Frequently asked questions
- What is a strangle on OUST?
- A strangle on OUST is the strangle strategy applied to OUST (stock). The strategy is structurally neutral / high-volatility (long premium, OTM): A long strangle buys an OTM call and an OTM put at offset strikes, cheaper than a straddle but requiring a larger underlying move to profit since both wings start out-of-the-money. With OUST stock trading near $35.13, the strikes shown on this page are snapped to the nearest listed OUST chain strike and the premiums come straight from the end-of-day bid/ask midpoint.
- How are OUST strangle max profit and max loss calculated?
- Upside max profit is unbounded; downside max profit is bounded at the put strike minus the combined debit (reached at zero). Max loss equals the combined debit times 100 (reached anywhere between the two OTM strikes). Two breakevens at call-strike plus debit and put-strike minus debit. For the OUST strangle priced from the end-of-day chain at a 30-day expiry (ATM IV 115.05%), the computed maximum profit is unbounded per contract and the computed maximum loss is -$715.00 per contract. Live intraday quotes will differ as the chain moves through the trading session.
- What is the breakeven for a OUST strangle?
- The breakeven for the OUST strangle priced on this page is roughly $25.85 and $44.15 at expiration, derived from end-of-day chain premiums. Breakeven is the underlying price at which the strategy's P&L crosses zero ignoring transaction costs and assignment risk. The current OUST market-implied 1-standard-deviation expected move is approximately 32.98%; if the move sits well outside the breakeven distance, the structure's risk-reward becomes correspondingly tighter.

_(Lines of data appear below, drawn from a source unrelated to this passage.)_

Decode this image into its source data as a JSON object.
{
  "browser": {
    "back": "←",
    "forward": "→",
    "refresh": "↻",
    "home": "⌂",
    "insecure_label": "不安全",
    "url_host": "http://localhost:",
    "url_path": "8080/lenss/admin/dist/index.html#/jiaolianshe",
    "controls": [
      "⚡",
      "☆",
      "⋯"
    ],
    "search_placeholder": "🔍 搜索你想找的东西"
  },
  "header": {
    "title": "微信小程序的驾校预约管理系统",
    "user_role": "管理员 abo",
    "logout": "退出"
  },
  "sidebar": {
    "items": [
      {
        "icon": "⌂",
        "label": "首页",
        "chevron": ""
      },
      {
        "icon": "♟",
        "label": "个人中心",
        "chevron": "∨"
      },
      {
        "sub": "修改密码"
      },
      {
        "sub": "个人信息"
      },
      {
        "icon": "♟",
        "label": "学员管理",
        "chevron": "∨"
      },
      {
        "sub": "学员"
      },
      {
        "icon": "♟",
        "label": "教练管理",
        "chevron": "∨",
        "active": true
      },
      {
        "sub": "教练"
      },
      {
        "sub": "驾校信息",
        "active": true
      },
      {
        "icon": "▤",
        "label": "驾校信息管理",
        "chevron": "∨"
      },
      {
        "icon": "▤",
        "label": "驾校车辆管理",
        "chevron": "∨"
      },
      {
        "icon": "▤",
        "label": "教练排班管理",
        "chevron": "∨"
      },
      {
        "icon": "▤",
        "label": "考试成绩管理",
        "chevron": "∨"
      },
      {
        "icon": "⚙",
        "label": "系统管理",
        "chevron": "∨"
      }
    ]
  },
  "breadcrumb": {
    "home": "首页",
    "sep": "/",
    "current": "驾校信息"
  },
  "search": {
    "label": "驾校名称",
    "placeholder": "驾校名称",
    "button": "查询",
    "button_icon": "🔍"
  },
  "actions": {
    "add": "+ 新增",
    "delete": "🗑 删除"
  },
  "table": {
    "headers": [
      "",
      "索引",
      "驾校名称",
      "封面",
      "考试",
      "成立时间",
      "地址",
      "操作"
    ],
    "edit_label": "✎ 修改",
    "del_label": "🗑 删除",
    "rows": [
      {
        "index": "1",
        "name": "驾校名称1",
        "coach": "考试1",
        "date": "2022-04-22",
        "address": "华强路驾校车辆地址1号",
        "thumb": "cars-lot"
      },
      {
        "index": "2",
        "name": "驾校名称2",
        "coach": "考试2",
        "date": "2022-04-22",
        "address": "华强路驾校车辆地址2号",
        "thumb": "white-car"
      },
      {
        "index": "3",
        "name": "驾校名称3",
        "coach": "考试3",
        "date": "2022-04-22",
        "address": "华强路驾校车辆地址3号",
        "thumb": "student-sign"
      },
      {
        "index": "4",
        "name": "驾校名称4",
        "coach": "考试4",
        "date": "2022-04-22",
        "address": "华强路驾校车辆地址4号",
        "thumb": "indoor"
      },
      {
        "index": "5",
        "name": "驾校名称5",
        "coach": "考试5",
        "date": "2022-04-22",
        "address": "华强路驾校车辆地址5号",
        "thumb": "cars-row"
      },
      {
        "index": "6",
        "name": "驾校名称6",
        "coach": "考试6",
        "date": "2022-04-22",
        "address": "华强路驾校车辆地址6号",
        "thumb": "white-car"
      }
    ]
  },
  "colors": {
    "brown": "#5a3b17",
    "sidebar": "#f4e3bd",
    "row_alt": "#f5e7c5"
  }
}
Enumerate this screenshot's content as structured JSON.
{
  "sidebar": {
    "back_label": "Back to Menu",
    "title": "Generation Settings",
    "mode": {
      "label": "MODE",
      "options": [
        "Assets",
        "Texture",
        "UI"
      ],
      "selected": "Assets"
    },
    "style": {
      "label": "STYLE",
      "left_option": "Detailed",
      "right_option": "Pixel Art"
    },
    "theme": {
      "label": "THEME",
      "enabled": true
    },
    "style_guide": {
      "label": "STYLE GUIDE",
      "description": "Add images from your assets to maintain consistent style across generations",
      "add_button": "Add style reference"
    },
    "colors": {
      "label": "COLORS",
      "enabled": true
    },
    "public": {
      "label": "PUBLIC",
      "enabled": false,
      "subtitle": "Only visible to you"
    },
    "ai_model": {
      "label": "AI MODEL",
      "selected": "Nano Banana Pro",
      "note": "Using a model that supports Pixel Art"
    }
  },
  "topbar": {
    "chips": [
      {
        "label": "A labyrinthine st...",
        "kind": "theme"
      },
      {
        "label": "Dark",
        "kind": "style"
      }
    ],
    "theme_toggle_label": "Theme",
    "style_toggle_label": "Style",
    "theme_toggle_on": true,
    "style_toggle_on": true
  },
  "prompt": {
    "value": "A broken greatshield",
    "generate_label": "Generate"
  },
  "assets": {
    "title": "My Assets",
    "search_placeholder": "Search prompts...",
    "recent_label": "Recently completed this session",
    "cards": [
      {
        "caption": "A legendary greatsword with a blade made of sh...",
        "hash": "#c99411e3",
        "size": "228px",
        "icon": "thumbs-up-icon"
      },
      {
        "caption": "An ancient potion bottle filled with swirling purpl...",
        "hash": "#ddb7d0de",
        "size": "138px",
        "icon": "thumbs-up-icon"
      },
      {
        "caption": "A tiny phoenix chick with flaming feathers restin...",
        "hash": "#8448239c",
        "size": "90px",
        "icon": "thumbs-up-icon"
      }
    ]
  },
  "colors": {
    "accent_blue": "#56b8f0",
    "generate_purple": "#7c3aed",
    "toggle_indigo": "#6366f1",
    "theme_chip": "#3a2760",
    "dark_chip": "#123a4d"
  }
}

- When should you consider a strangle on OUST?
- Strangles on OUST are the cheaper cousin of the straddle - traders use them when they want a large directional move but are willing to give up the inner-strike sensitivity in exchange for a lower up-front debit on the OUST chain.
- How does current OUST implied volatility affect this strangle?
- OUST ATM IV is at 115.05% with IV rank near 68.56%, which is mid-range against its 1-year history. Strategy selection depends more on directional thesis and expected move than on a strong IV signal.